DACA students, for instance, are required to apply for renewal every two years at a cost of $495, which does not include attorney’s fees. Plus, under current policy, the federal government is accepting renewals only through 2020, unless the matter is taken up by the Supreme Court.
UNLV has a number of resources to help immigrant students navigate college life while keeping up with the complexities of federal policies that could affect their status.
Mayra Salinas-Menjívar, legal services fellow at University Legal Services for Immigrants within the UNLV Immigration Clinic, said the role of resource coordinator is key to helping immigrant students find answers to their questions and find the right services for their needs. The resource coordinator also is critical to helping the various service and resource providers across campus get their information out to students.
University Legal Services for Immigrants launched in 2018 as a pilot project. The project is supported by a grant from NextGen America, matched by the university, and builds on the immigration clinic's tradition of informally helping members of the UNLV community. The project combines outreach to the university community, direct legal services, and problem-solving to overcome common challenges immigrant students face.
“Our services are not super widely known,” Salinas-Menjívar said. “We need help with outreach and getting information about changes to federal immigration policies out to students, especially nowadays that these changes are happening very quickly.”

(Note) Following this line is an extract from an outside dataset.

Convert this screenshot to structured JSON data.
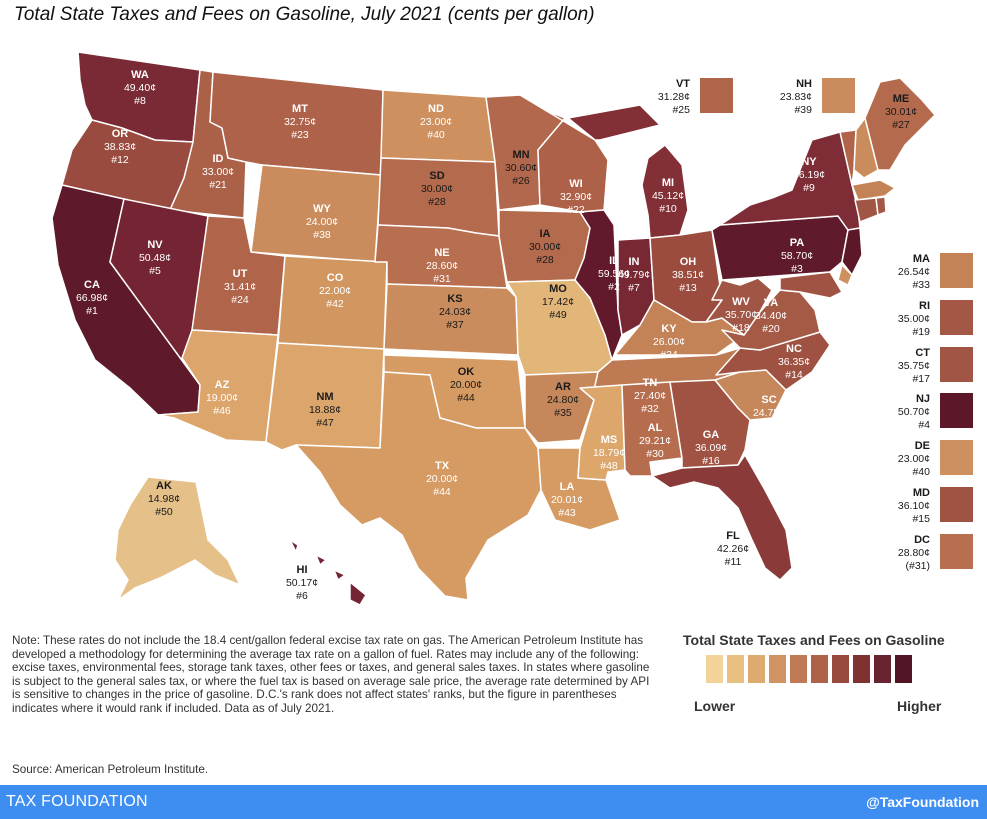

As a social work student, Sarmiento Hernández completed her practicum at the immigration clinic. During her time with legal services, Sarmiento Hernández worked with immigrant students, immigrant children who came into the country without their parents, and people who were in immigration detention.
“Mariana’s role is vitally important,” Salinas-Menjvar said. “Immigration issues have a way of forcing their way into different parts of a student’s life, where other people would not imagine it being a factor – financial aid, the ability to work or be licensed in your field, whether you can travel. Mariana is a very thoughtful person and has a way of keeping in mind what support a student might need that no one else is thinking of.”